In Musk’s plans, the Twitter application should over time be enriched with other features, including those for micropayments and the purchase of digital products with small sums (for example to read an article or watch a video). In order to activate these functions, Twitter should comply with other rules imposed by Apple, which if violated can lead to the suspension of the application and its removal from the App Store.

In the tweets published on Monday, Musk did not explain why Apple had “threatened” to suspend the Twitter application, saying he had not received any explanations from Apple. Suspension usually occurs when applications include services that are not permitted, content that is not permitted by the rules of the App Store is shared or there are references to alternative payment systems for certain features.

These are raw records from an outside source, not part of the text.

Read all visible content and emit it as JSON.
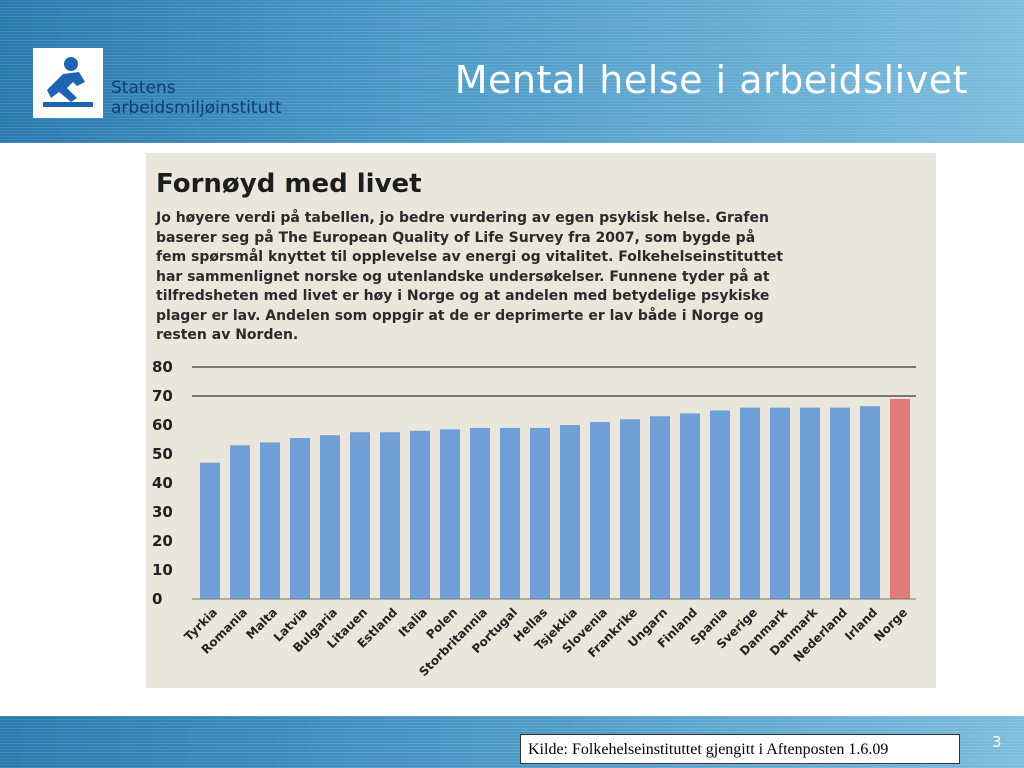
{
  "header": {
    "logo_line1": "Statens",
    "logo_line2": "arbeidsmiljøinstitutt",
    "title": "Mental helse i arbeidslivet"
  },
  "clipping": {
    "title": "Fornøyd med livet",
    "body_lines": [
      "Jo høyere verdi på tabellen, jo bedre vurdering av egen psykisk helse. Grafen",
      "baserer seg på The European Quality of Life Survey fra 2007, som bygde på",
      "fem spørsmål knyttet til opplevelse av energi og vitalitet.  Folkehelseinstituttet",
      "har sammenlignet norske og utenlandske undersøkelser. Funnene tyder på at",
      "tilfredsheten med livet er høy i Norge og at andelen med betydelige psykiske",
      "plager er lav. Andelen som oppgir at de er deprimerte er lav både i Norge og",
      "resten av Norden."
    ]
  },
  "chart_data": {
    "type": "bar",
    "categories": [
      "Tyrkia",
      "Romania",
      "Malta",
      "Latvia",
      "Bulgaria",
      "Litauen",
      "Estland",
      "Italia",
      "Polen",
      "Storbritannia",
      "Portugal",
      "Hellas",
      "Tsjekkia",
      "Slovenia",
      "Frankrike",
      "Ungarn",
      "Finland",
      "Spania",
      "Sverige",
      "Danmark",
      "Danmark",
      "Nederland",
      "Irland",
      "Norge"
    ],
    "values": [
      47,
      53,
      54,
      55.5,
      56.5,
      57.5,
      57.5,
      58,
      58.5,
      59,
      59,
      59,
      60,
      61,
      62,
      63,
      64,
      65,
      66,
      66,
      66,
      66,
      66.5,
      69
    ],
    "highlight_index": 23,
    "bar_color": "#6f9fd4",
    "highlight_color": "#e07d79",
    "yticks": [
      0,
      10,
      20,
      30,
      40,
      50,
      60,
      70,
      80
    ],
    "ylim": [
      0,
      80
    ],
    "gridlines_at": [
      70,
      80
    ],
    "title": "",
    "xlabel": "",
    "ylabel": ""
  },
  "footer": {
    "source": "Kilde: Folkehelseinstituttet gjengitt i Aftenposten 1.6.09",
    "page_number": "3"
  }
}
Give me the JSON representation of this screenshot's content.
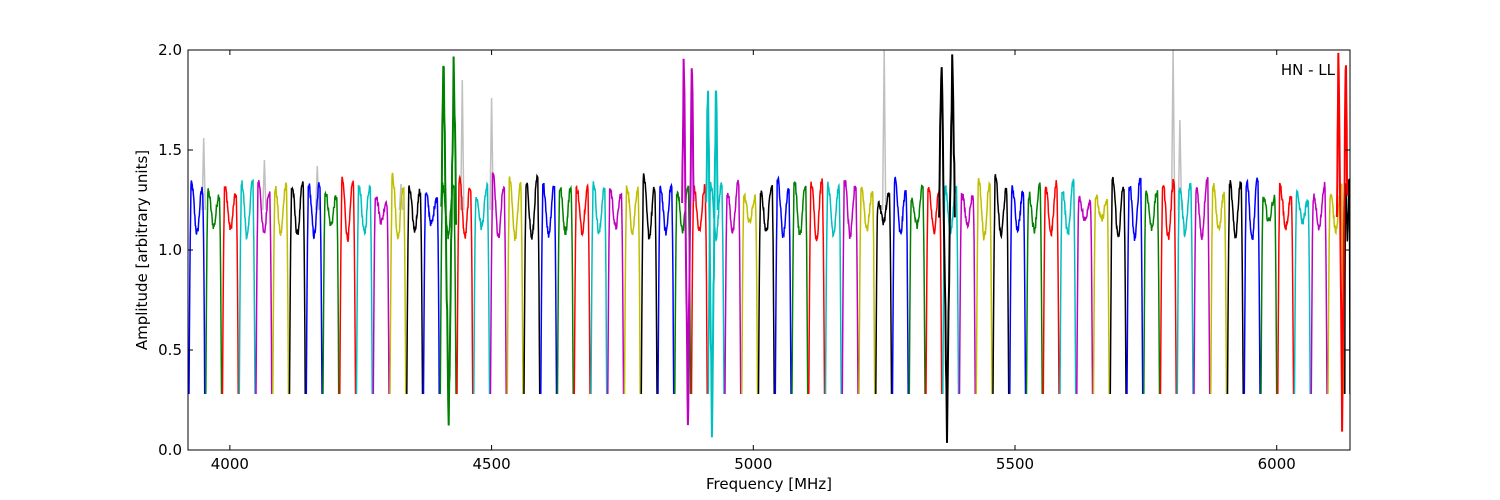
{
  "chart_data": {
    "type": "line",
    "title": "",
    "xlabel": "Frequency [MHz]",
    "ylabel": "Amplitude [arbitrary units]",
    "xlim": [
      3920,
      6140
    ],
    "ylim": [
      0.0,
      2.0
    ],
    "x_ticks": [
      4000,
      4500,
      5000,
      5500,
      6000
    ],
    "y_ticks": [
      0.0,
      0.5,
      1.0,
      1.5,
      2.0
    ],
    "x_tick_labels": [
      "4000",
      "4500",
      "5000",
      "5500",
      "6000"
    ],
    "y_tick_labels": [
      "0.0",
      "0.5",
      "1.0",
      "1.5",
      "2.0"
    ],
    "annotation": "HN - LL",
    "grid": false,
    "legend": "none",
    "colors": [
      "#0000ff",
      "#008000",
      "#ff0000",
      "#00bfbf",
      "#bf00bf",
      "#bfbf00",
      "#000000"
    ],
    "background_color": "#c0c0c0",
    "channel_width_mhz": 32,
    "passband_level": 1.2,
    "edge_level": 0.28,
    "strong_notches": [
      {
        "x": 4418,
        "width": 28,
        "min": 0.08,
        "peak": 2.0,
        "color": "#008000"
      },
      {
        "x": 4875,
        "width": 22,
        "min": 0.09,
        "peak": 2.0,
        "color": "#bf00bf"
      },
      {
        "x": 4921,
        "width": 22,
        "min": 0.08,
        "peak": 1.85,
        "color": "#00bfbf"
      },
      {
        "x": 5370,
        "width": 30,
        "min": 0.1,
        "peak": 2.0,
        "color": "#000000"
      },
      {
        "x": 6125,
        "width": 20,
        "min": 0.12,
        "peak": 2.0,
        "color": "#ff0000"
      }
    ],
    "gray_spikes": [
      {
        "x": 3950,
        "y": 1.56
      },
      {
        "x": 4066,
        "y": 1.45
      },
      {
        "x": 4167,
        "y": 1.42
      },
      {
        "x": 4327,
        "y": 1.33
      },
      {
        "x": 4444,
        "y": 1.85
      },
      {
        "x": 4500,
        "y": 1.76
      },
      {
        "x": 5250,
        "y": 2.0
      },
      {
        "x": 5802,
        "y": 2.0
      },
      {
        "x": 5815,
        "y": 1.65
      }
    ]
  }
}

If Apple decides to suspend or remove Twitter from the App Store, users who had previously downloaded the application could continue to use it normally, but Twitter could no longer send updates to fix malfunctions or introduce new features. New subscribers also couldn’t download the app on their iPhones.

In recent weeks, however, Musk had already shown some intolerance towards Apple and Google for how they administer their stores. In a tweet he had alluded to to the possibility of starting to produce its own smartphone, in order to avoid what it considers censorship by the two companies.

On several occasions, Apple has taken positions against the limits to freedom of expression and the right to privacy of its users, in some cases not collaborating with law enforcement agencies to give them access to personal information on iPhones. The company frequently highlights its commitment to privacy, including initiatives to reduce online tracking that is often used for commercial advertising purposes. Apple has long blocked numerous tracking systems, making the advertisements shown to users by large platforms less effective. The change especially affected Meta’s ability to generate advertising revenue through Facebook and Instagram, leading to a worsening relationship between the two companies.

Apple also maintains strict rules about what content can be in iPhone apps, with restrictions on pornography and violence. For social networks, the rules are less strict as long as their managers implement moderation work when necessary. Interviewed a few days ago on Musk’s new management of Twitter, Cook said that there was no intention to remove the application from the App Store if the social network continued to moderate controversial content: “I don’t think there is someone who wants hate speech on their platform, so I trust they will continue to do so.”

However, some Apple executives had shown signs of not liking some of the recent decisions made by Musk. The choice to readmit the former president of the United States, Donald Trump, through a simple survey conducted on the platform by Musk himself, for example, took place in conjunction with the decision of a historic Apple executive, Phil Schiller, to cancel his profile from the platform.